Under the U.S. Tariff Act of 1930, products made wholly or in part with prison labor cannot legally be imported into the United States. "Taking a conservative view, upwards of half of all Chinese exports to the United States of rubber and rubber-related products are illegal," says Fiedler.
Over the last 45 years, China's laogai gulag system has used tens of millions of prisoners, including many prisoners of conscience, to produce goods for domestic and export markets. "Every totalitarian regime must have a suppressive mechanism for sustaining its absolute control," says Harry Wu. "For the Communist [regime] in China, the laogai is its terrorizing tool. Millions have perished and millions more continue to struggle for survival under extremely inhumane conditions." Laogai prisoners produce stuffed animals, tools, textiles, rubber boots, plastic flowers, asbestos and tea. LRF estimates that approximately 1,000 Chinese forced-labor camps hold 10 million prisoners.
The term laogai, meaning "reform through labor," was invented by the Chinese Communist Party that came to power in 1949. During internment, laogai prisoners are routinely subjected to "thought-reform" or brainwashing. Under fear of being tortured or killed for not achieving production quotas, prisoners are forced to work under hazardous conditions for between 12 hours and 16 hours a day.

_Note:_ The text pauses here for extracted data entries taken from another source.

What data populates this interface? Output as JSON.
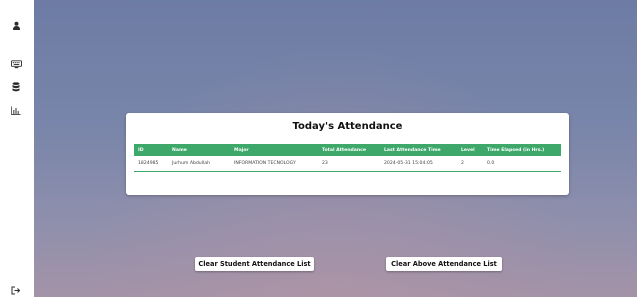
{
  "sidebar": {
    "icons": [
      "user-icon",
      "keyboard-icon",
      "database-icon",
      "chart-icon",
      "logout-icon"
    ]
  },
  "attendance": {
    "title": "Today's Attendance",
    "columns": [
      "ID",
      "Name",
      "Major",
      "Total Attendance",
      "Last Attendance Time",
      "Level",
      "Time Elapsed (in Hrs.)"
    ],
    "rows": [
      [
        "1824985",
        "Jurhum Abdullah",
        "INFORMATION TECNOLOGY",
        "23",
        "2024-05-31 15:04:05",
        "2",
        "0.0"
      ]
    ],
    "header_color": "#3ea86a"
  },
  "actions": {
    "clear_student": "Clear Student Attendance List",
    "clear_above": "Clear Above Attendance List"
  }
}
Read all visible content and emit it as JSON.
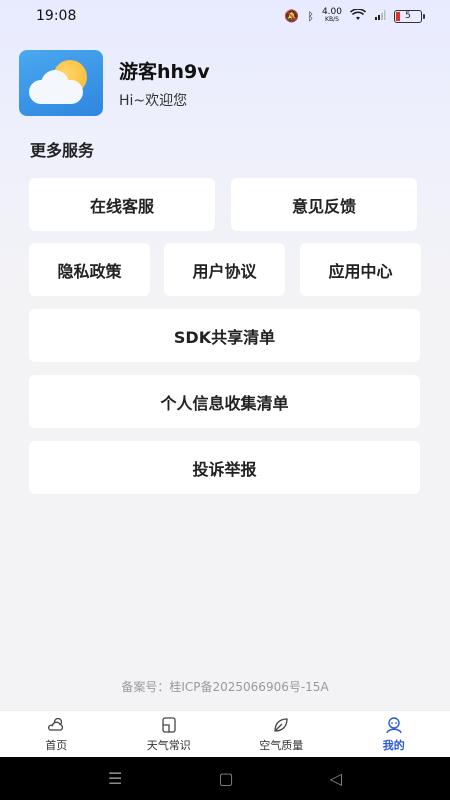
{
  "status_bar": {
    "time": "19:08",
    "net_speed": "4.00",
    "net_unit": "KB/S",
    "battery": "5"
  },
  "profile": {
    "name": "游客hh9v",
    "greeting": "Hi~欢迎您"
  },
  "section_title": "更多服务",
  "services": {
    "online_service": "在线客服",
    "feedback": "意见反馈",
    "privacy_policy": "隐私政策",
    "user_agreement": "用户协议",
    "app_center": "应用中心",
    "sdk_list": "SDK共享清单",
    "personal_info_list": "个人信息收集清单",
    "complaint": "投诉举报"
  },
  "footer_note": "备案号：桂ICP备2025066906号-15A",
  "tabs": [
    {
      "label": "首页",
      "icon": "weather-home-icon"
    },
    {
      "label": "天气常识",
      "icon": "book-icon"
    },
    {
      "label": "空气质量",
      "icon": "leaf-icon"
    },
    {
      "label": "我的",
      "icon": "user-icon",
      "active": true
    }
  ],
  "colors": {
    "accent": "#2a5bd7"
  }
}
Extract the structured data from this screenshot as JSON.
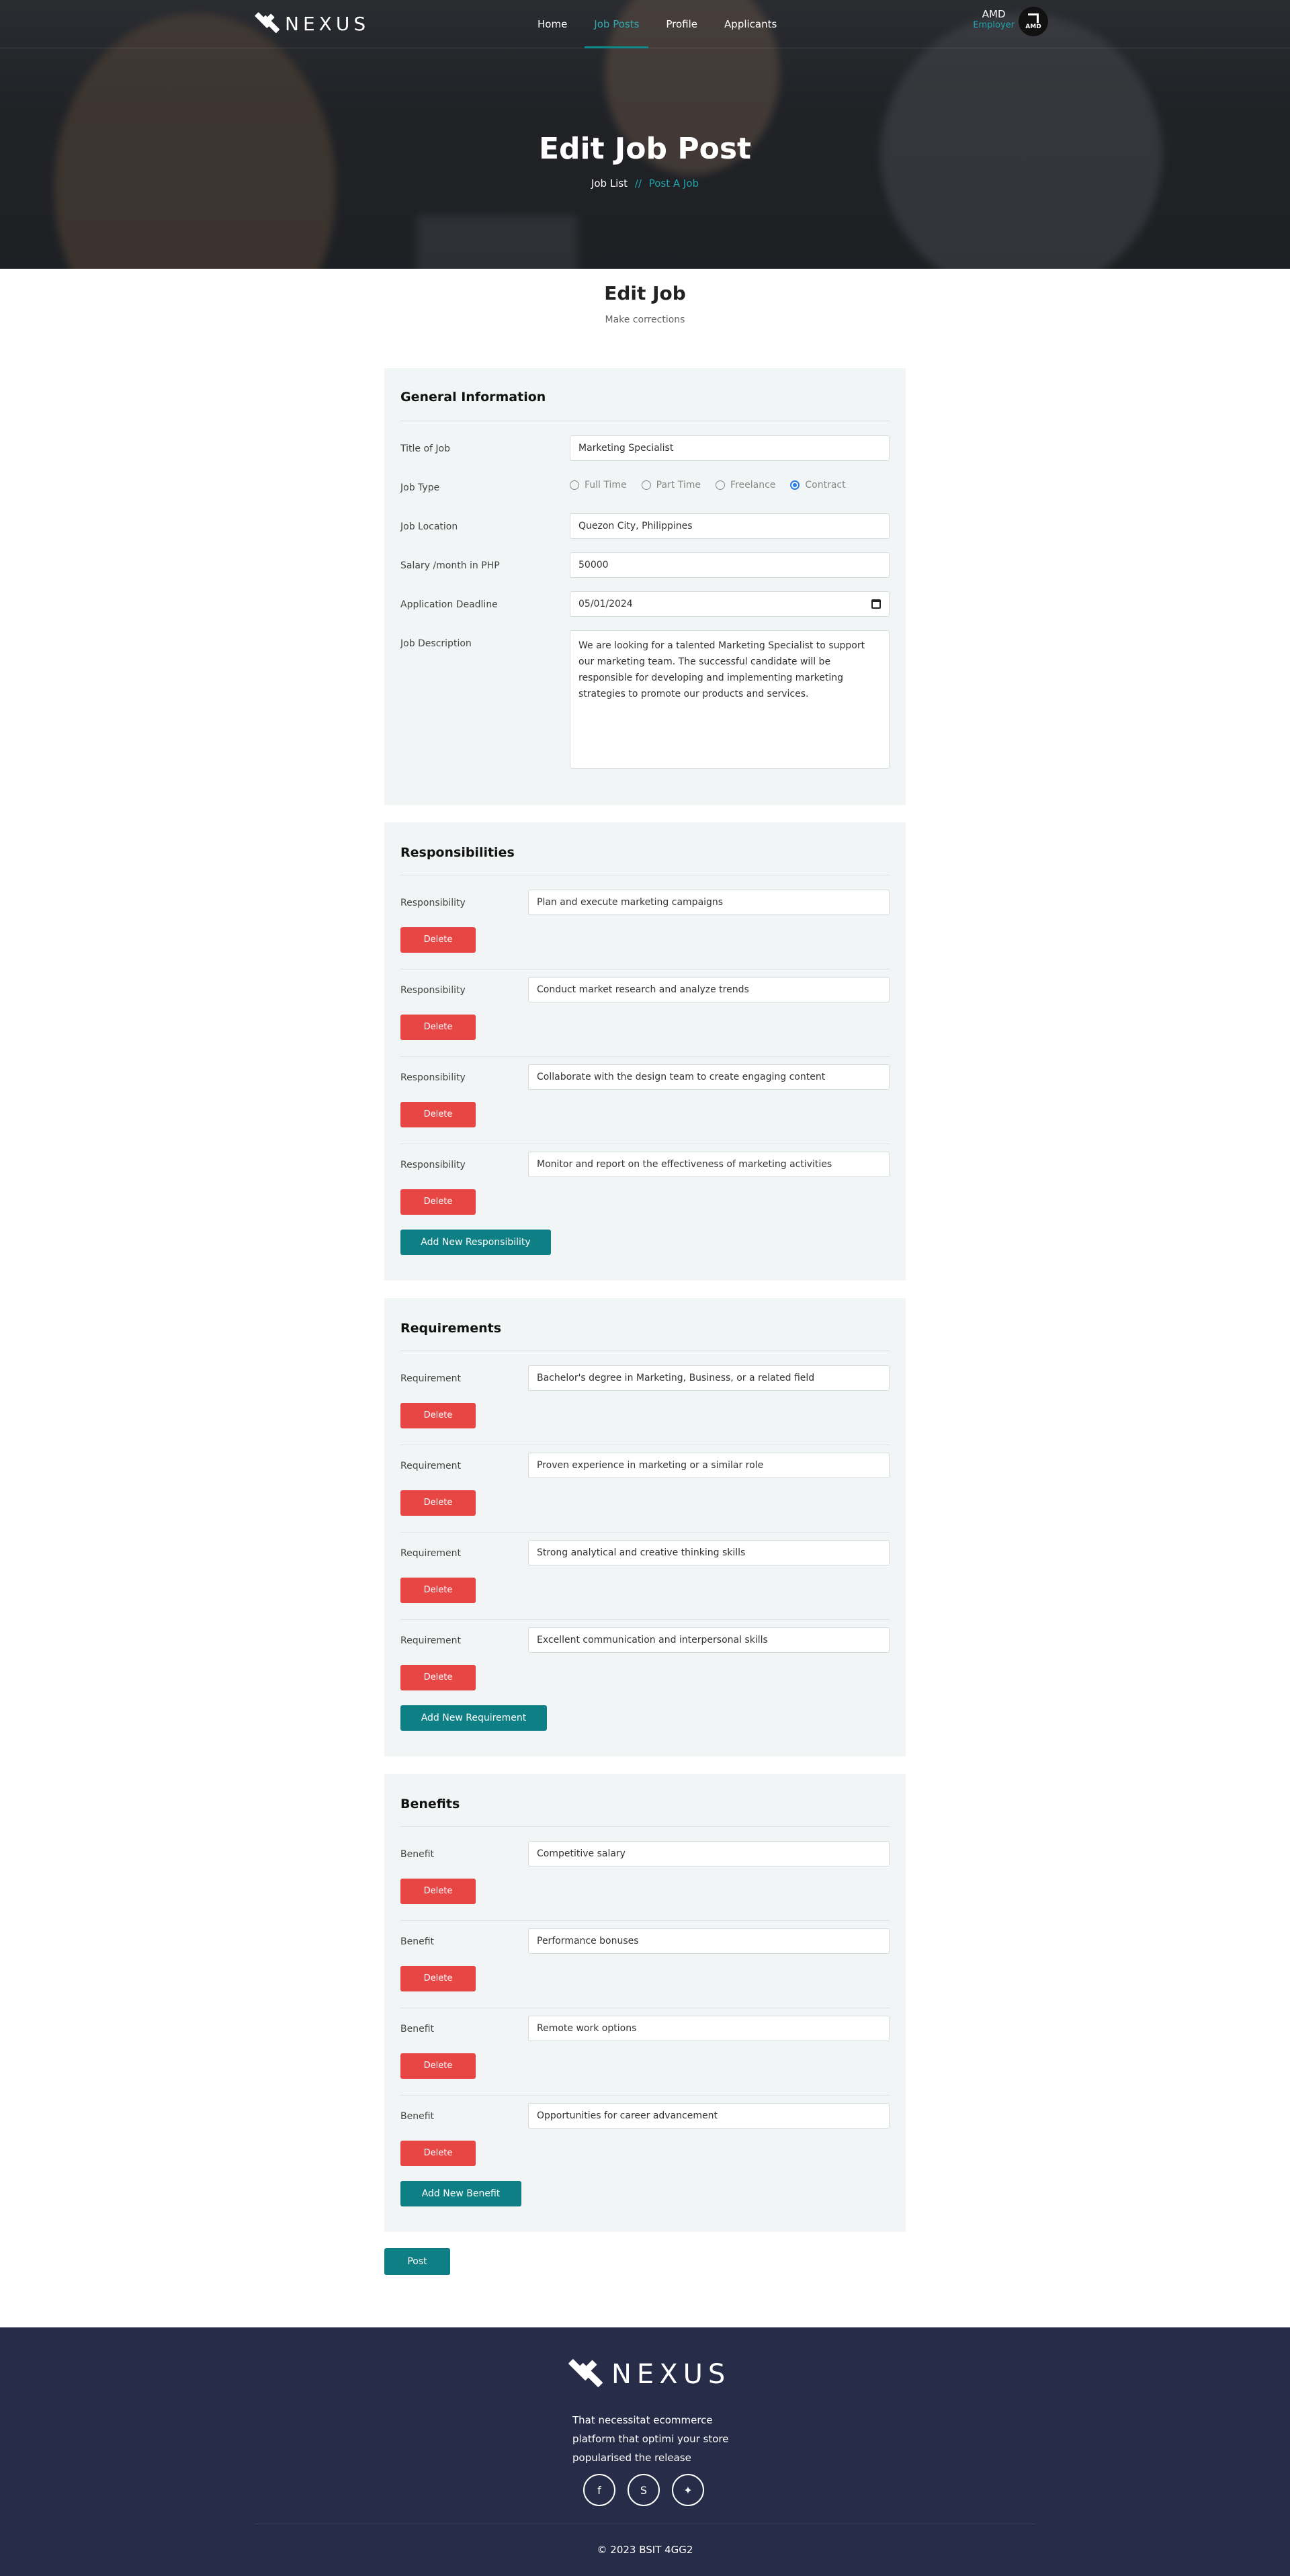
{
  "header": {
    "brand": "NEXUS",
    "nav": [
      {
        "label": "Home",
        "active": false
      },
      {
        "label": "Job Posts",
        "active": true
      },
      {
        "label": "Profile",
        "active": false
      },
      {
        "label": "Applicants",
        "active": false
      }
    ],
    "user": {
      "name": "AMD",
      "role": "Employer",
      "avatar_text": "AMD"
    }
  },
  "hero": {
    "title": "Edit Job Post",
    "breadcrumb": {
      "parent": "Job List",
      "separator": "//",
      "current": "Post A Job"
    }
  },
  "section": {
    "title": "Edit Job",
    "subtitle": "Make corrections"
  },
  "general": {
    "heading": "General Information",
    "title_label": "Title of Job",
    "title_value": "Marketing Specialist",
    "type_label": "Job Type",
    "type_options": [
      {
        "label": "Full Time",
        "checked": false
      },
      {
        "label": "Part Time",
        "checked": false
      },
      {
        "label": "Freelance",
        "checked": false
      },
      {
        "label": "Contract",
        "checked": true
      }
    ],
    "location_label": "Job Location",
    "location_value": "Quezon City, Philippines",
    "salary_label": "Salary /month in PHP",
    "salary_value": "50000",
    "deadline_label": "Application Deadline",
    "deadline_value": "05/01/2024",
    "description_label": "Job Description",
    "description_value": "We are looking for a talented Marketing Specialist to support our marketing team. The successful candidate will be responsible for developing and implementing marketing strategies to promote our products and services."
  },
  "responsibilities": {
    "heading": "Responsibilities",
    "item_label": "Responsibility",
    "delete_label": "Delete",
    "items": [
      "Plan and execute marketing campaigns",
      "Conduct market research and analyze trends",
      "Collaborate with the design team to create engaging content",
      "Monitor and report on the effectiveness of marketing activities"
    ],
    "add_label": "Add New Responsibility"
  },
  "requirements": {
    "heading": "Requirements",
    "item_label": "Requirement",
    "delete_label": "Delete",
    "items": [
      "Bachelor's degree in Marketing, Business, or a related field",
      "Proven experience in marketing or a similar role",
      "Strong analytical and creative thinking skills",
      "Excellent communication and interpersonal skills"
    ],
    "add_label": "Add New Requirement"
  },
  "benefits": {
    "heading": "Benefits",
    "item_label": "Benefit",
    "delete_label": "Delete",
    "items": [
      "Competitive salary",
      "Performance bonuses",
      "Remote work options",
      "Opportunities for career advancement"
    ],
    "add_label": "Add New Benefit"
  },
  "post_label": "Post",
  "footer": {
    "brand": "NEXUS",
    "text": "That necessitat ecommerce platform that optimi your store popularised the release",
    "socials": [
      "facebook-icon",
      "skype-icon",
      "twitter-icon"
    ],
    "copyright": "© 2023 BSIT 4GG2"
  },
  "colors": {
    "accent": "#0e7f84",
    "danger": "#e84545",
    "footer_bg": "#272c48",
    "card_bg": "#f2f5f5"
  }
}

Harry Wu was detained by Chinese authorities from June 19, 1995 until August 24 after entering China for an undercover laogai fact-finding mission. Interviewed shortly after he was released and returned to the United States, Wu remembers the labor conditions of the Beiyuan Chemical Factory in the city of Dewaitucheng near Beijing where he was imprisoned in the 1960s. "There was no worker protection there. I still have a scar on my left leg due to chemicals. Prisoners' eyes and lungs were damaged due to chemicals," he says. "Every day I saw inmates get burned."
Wu says conditions in laogai chemical plants have not changed. "There is no doubt that they are extremely hazardous," he says. "Often labor camps produce goods that other factories don't want to because they are dangerous."
Franklin Research's stockholder resolution calls on Dow to take certain steps to isolate laogai from markets and foreign investment. Franklin urged Dow to cross-check potential business partners against an LRF list of forced labor camps, to talk regularly with the LRF and, in Billenness' words, to "be open about how they ensure compliance." Dow spokesperson Swezo says the company has uncovered no substantive dealings with laogai after "extensively" reviewing the situation. But Billenness and Fiedler say Dow only checked for 40 factories, a small fraction of the almost 1,000 camps listed in LRF-supplied documents.
Dow failed to adopt any code of conduct "until after Jeff [Fiedler] and Harry [Wu] did a press conference in Washington," Billenness says, adding that "setting standards is 5 percent of the work, ensuring compliance 95 percent."
Questions about Dow's compliance linger. "I don't have any faith in multinationals policing themselves, [they] haven't got a great history about that," Fiedler says.
Questions also linger about what Dow was doing at Shenyang Xinsheng Chemical Works if it was not there to sell chemicals. "Selling goods to the laogai is not illegal by American law, [but] of course this is immoral because it is supporting the laogai system," says Wu. In this moral sense, "there is no difference in profiting from sales" over exports, he says.